I suspect that the difference with this and the goals of that suit, is that three things may have happened:
1) They found rules that were written without enough thought. Many small stores here in VT have a limit on the number of people allowed in that depends on the size of the store. From news coverage, the NY rules for churches did not depend on size. (Meaning St Patrick cathedral had the same limits as a tiny chapel.
2) The difference between my experience belonging to the largest synagogue in VT and many churches and synagogues elsewhere is that here there was NO QUESTION that we needed to act by not getting together. In places, or among parts of the population, who did not accept the science, rather than working together to create safe alternatives, they proudly violated any rule or - where no rules were employed - proudly defied what they called the elitist calls to not gather in mass.

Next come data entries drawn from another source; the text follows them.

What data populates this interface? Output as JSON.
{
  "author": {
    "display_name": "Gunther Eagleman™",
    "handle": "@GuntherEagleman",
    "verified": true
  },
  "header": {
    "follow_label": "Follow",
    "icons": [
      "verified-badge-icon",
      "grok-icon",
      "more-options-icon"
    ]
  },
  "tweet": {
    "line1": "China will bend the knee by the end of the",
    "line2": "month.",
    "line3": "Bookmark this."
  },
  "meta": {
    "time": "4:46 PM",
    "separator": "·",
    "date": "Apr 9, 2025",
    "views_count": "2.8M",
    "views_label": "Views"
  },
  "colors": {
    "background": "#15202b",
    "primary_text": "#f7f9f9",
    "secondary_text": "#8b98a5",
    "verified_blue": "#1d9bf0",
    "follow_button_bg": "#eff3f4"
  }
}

3) Many people assumed that they would be safe.
ProfessorGAC
(64,827 posts)Interesting read!
Piasladic
(1,160 posts)intrepidity
(7,272 posts)Not many know that interpretation of the joke, so well done.
Hekate
(90,537 posts)...believes in Science as well as God, so it is not religion per se that makes people stupid. In my opinion, it is the fundamentalists in every religion that are the problem.
As they might say themselves, only with a different inflection: God help us.
Yo_Mama_Been_Loggin
(107,710 posts)UTUSN
(70,641 posts)Vinca
(50,236 posts)whatever you worship unless you're crammed together in an enclosed space.
MyNameGoesHere
(7,638 posts)But when they knowingly infect unsuspecting others they should get 30 years in prison . That's what some people got when they knowingly infect people with aids.
Hermit-The-Prog
(33,238 posts)Amendment ICongress shall make no law respecting an establishment of religion, or prohibiting the free exercise thereof; or abridging the freedom of speech, or of the press; or the right of the people peaceably to assemble, and to petition the government for a redress of grievances.
So, if my religion demands that I boil religious nutjobs who are sitting in stolen seats on the SCOTUS, will the religious nutjobs proclaim that I may not be prevented from doing so? A governor temporarily restricting all large gatherings in order to prevent sickness and death is not a government favoring one religion over another, nor is it prohibiting the free exercise thereof.
We need reasonable judges on the U.S. Supreme Court.